The real Gross Domestic Product (GDP) growth, which slowed to a five-year low of 5.8 per cent in the first three months of 2019 — well below China’s 6.4 per cent — is expected to rise to 7 per cent in the fiscal year 2019-20 that started in April.
The GDP growth was 6.8 per cent in the previous 2018-19 fiscal year, down from 7.2 per cent in 2017-18.
The expansion in the economy will be driven by investment and consumption, with political stability auguring well for the growth prospects, it said, adding that the upside and downside risks to growth are evenly balanced with monsoon rainfall seen tipping the scales.
But for India to become a $5 trillion economy — more than double the current size — by 2024-25, it needs to sustain a real GDP growth rate of 8 per cent, which international experience suggests is possible only through a sustained “virtuous cycle” of savings, investment and exports.
“The political stability in the country should push the animal spirits of the economy, while the higher capacity utilisation and an uptick in business expectations should increase investment activity in 2019-20,” the survey said.
Authored by Chief Economic Adviser Krishnamurthy Subramanian, the survey stated that investment (especially private) is the ‘key driver’ that boosts demand, creates capacity, increases labour productivity, introduces new technology, allows creative destruction and generates jobs.

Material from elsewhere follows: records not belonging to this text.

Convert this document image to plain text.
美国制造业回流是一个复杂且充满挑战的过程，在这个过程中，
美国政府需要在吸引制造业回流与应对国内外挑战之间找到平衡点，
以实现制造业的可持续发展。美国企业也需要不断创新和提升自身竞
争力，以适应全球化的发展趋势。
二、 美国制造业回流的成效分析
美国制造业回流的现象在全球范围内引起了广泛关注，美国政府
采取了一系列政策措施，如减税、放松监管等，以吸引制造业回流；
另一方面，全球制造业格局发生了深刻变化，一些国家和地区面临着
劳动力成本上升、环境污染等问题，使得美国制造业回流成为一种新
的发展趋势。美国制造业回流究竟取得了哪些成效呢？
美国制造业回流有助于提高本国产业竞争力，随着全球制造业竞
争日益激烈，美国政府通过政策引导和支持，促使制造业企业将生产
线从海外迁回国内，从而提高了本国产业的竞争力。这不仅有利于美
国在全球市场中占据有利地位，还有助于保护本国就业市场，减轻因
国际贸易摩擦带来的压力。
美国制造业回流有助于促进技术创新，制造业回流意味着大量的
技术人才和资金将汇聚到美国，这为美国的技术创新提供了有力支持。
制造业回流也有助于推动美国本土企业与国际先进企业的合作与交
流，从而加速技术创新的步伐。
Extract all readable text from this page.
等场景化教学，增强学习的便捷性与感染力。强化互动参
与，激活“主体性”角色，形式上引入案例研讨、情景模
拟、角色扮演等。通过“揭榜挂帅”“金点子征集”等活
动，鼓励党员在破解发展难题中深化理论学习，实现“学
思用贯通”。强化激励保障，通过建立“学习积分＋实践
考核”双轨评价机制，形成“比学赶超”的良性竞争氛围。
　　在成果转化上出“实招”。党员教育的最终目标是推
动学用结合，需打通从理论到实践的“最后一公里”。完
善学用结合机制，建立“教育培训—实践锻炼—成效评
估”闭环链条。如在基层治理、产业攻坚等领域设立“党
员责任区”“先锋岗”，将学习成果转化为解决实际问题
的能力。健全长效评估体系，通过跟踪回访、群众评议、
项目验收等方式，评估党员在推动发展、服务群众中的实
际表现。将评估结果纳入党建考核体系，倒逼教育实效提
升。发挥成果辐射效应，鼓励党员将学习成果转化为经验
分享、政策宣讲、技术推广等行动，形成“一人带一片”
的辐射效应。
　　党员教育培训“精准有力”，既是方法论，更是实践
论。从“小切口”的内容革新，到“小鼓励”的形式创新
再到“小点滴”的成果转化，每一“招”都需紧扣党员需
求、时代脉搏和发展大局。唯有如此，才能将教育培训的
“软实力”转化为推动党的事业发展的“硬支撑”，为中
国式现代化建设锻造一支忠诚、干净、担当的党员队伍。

Oil prices, the Economic Survey 2018-19 said, will decline in current fiscal, pushing consumption.
Consumption accounts for about 60 per cent of the GDP.
“However, downside risks to consumption remain. The extent of recovery in the farm sector and farm prices will decide the push to rural consumption, which is also dependent on the situation of monsoon,” it said adding that some regions are expected to receive less than normal rains, which could prove to be detrimental for crop production.
“If the impact of stress in the non-banking financial company (NBFC) sector spills over to this year as well, it may lead to lower credit offtake from NBFCs, which may dampen growth in consumption spending,” it said.
The survey suggested policies to unshackle micro, small and medium enterprises (MSMEs) to grow, create jobs and enhance productivity. It also called for reorienting policies to promote young firms which have the potential to become big, rather than MSME firms which remain small.
The survey flagged the need to prepare for the ageing of the population, necessitating more healthcare investment and raising the retirement age in a phased manner.
Highlighting the immense potential of data of societal interest, the survey said data should be “of the people, by the people, for the people”.
Stating that low pay and wage inequality remain serious obstacles towards achieving inclusive growth, it called for legal reforms, policy consistency, efficient labour markets and use of technology focus areas.
Contract enforcement, it said, remains the biggest constraint to improving Ease of Doing Business ranking.